The triangle traversal stage will determine which pixels are covered by a triangular mesh based on the results of the previous stage, and use the three vertex information of the triangular mesh to interpolate the pixels of the entire coverage area.
The result of this step is a sequence of elements.
A slice corresponds to a pixel, but it is not a pixel in the true sense, but a collection of states that are used to calculate the final color of each pixel. These states include but are not limited to its screen coordinates, depth information, and other vertex information output from the geometry phase, such as normals, texture coordinates, etc.
Element shader
A very important stage of programmable shaders, also known as pixel shaders, but chip shaders are more appropriate because chip shaders are not yet a true pixel.
The previous grating stage does not affect the pixels on the screen, but generates a series of data to describe how a triangular grid covers each pixel. And each chip element stores such a series of data.
What really affects the pixels is the next stage of the pipeline - slice-by-slice operations.
The input of the slice element shader is the result of the difference value of the vertex information obtained in the previous stage.
This stage can complete a lot of important rendering techniques, one of the most important techniques is texture sampling, in order to sample the texture element shader, we usually output the texture coordinates of each vertex in the vertex shader, and then through the grating phase of the three vertices of the triangular mesh corresponding to the texture coordinates of the interpolation, you can get the texture coordinates of the chip element covered.
Piece-by-slice operation
This step is the final step in the rendering pipeline, also known as the output merge phase.
There are several main tasks in this stage:
Determine the visibility of each element, which involves a lot of testing work, such as in-depth testing, template testing, etc.

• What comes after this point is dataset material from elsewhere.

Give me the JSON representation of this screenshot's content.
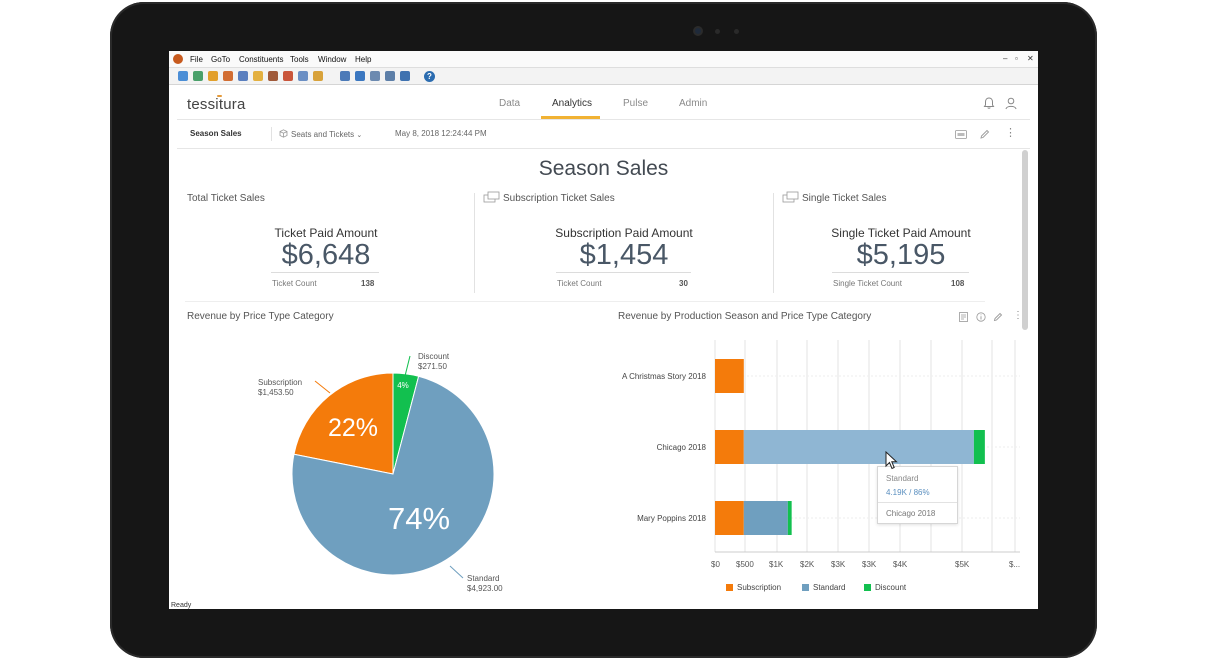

If a chip passes all tests, it is necessary to merge the color value of the chip with the color already stored in the color buffer, that is, blend.
Piece-by-piece operation first needs to solve the visibility of each piece element. This requires a series of tests. If the test cannot be passed, the piece element will be discarded directly, and the previous work will be in vain.
Briefly introduce template testing and in-depth testing
Template testing
Related to this is template buffering, which, like color buffering or depth buffering, can be understood as something like a register in an operating system for temporary storage.
When template testing is enabled, the GPU will first read the template value of the chip element location in the template buffer (through a mask, similar to a subnet mask), and then compare the value with the read reference value.
This comparison function can be specified by the developer, such as discard the element when less than, or discard when greater than
Depth test
If the depth test is turned on, the GPU will compare the depth value of the film element with the depth value of the depth buffer. This comparison is the same as the template test and can also be specified by the developer. Usually, this comparison function is less than or equal to the relationship, because we In general, we only want to display points close to the camera.
After passing the template test, the developer can also specify whether to update the template buffer content with this value.
Merge
Our rendering is object by object drawn onto the screen, and the color value of each pixel is stored in the color buffer.
When we perform this render, we often have the last result in the color buffer, so whether we overwrite directly or blend in some way is the problem solved by merging.
For opaque objects, just turn off the blending and cover it.
But for translucent objects, we need to combine the contents of the buffer to mix.